In 2002, Walt Disney Feature Animation shut down its 2D Burbank studio in favor of focusing solely on a new CG department. This was the studio that Walt himself built and which produced classics since 1937’s Snow White and the Seven Dwarfs. Soon after the studio shut down, the studios in Orlando, Paris, Tokyo and most recently Sydney all followed suit, laying off more than 1300 people.

Funny thing is, there was very little commotion in the press about the layoffs, an issue that would surely have left distaste in the mouths of the public who had grown up with the classic films. Then the animators noticed that the few blurbs to reach the papers were describing the halt in traditional animation as only temporary. The Disney PR department appeared to be releasing false information, and Disney’s era of drawn animation was deliberately being fizzled out quietly.

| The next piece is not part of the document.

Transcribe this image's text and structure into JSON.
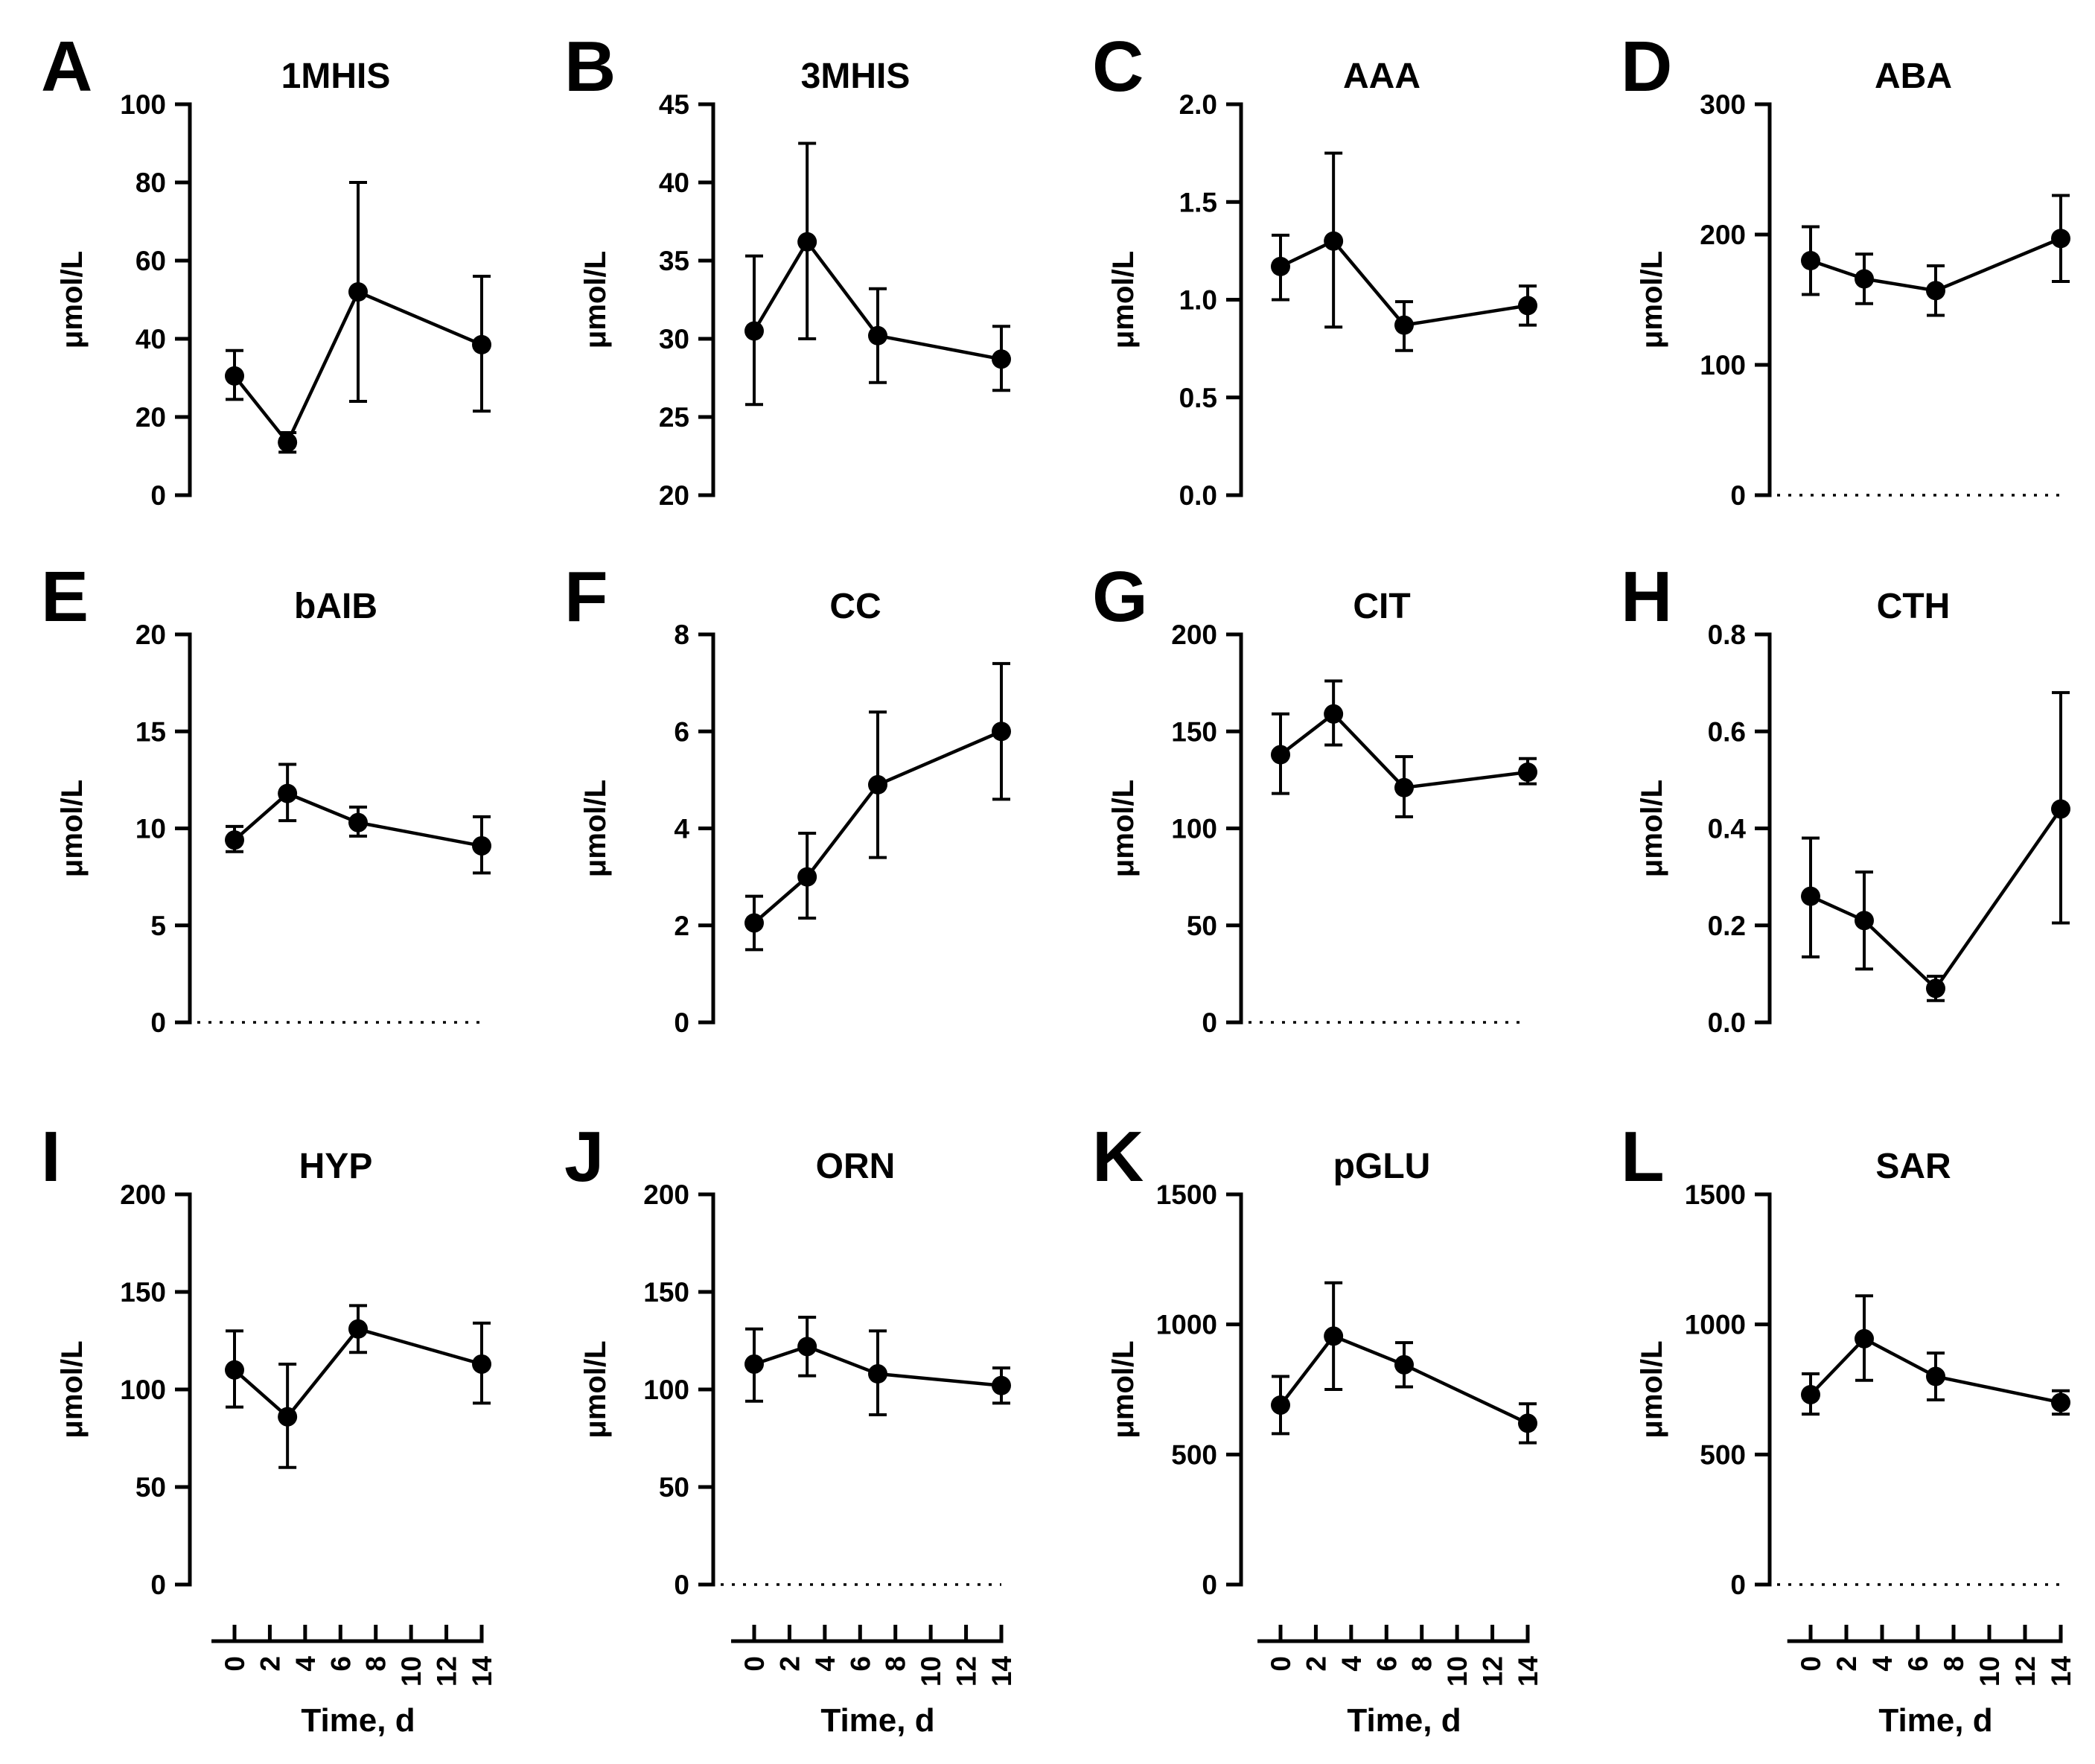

Picture courtesy of Dan Lund Films
Enter Dan Lund. Lund started at Disney in 1989 as a PA and worked his way up as an effects animator through films like Beauty and the Beast, Aladdin and The Lion King. Back at that time, there was still an air of the original magic at the studio with a common heartfelt investment in the projects that were being produced. It was to recall these glory days that Lund set out to document the stories of the recently laid-off Disney animators. Almost four years later, his videotaped interviews became the documentary Dream On Silly Dreamer, produced by fellow Disney animator Tony West, and focusing on the closing of Disney 2D feature animation.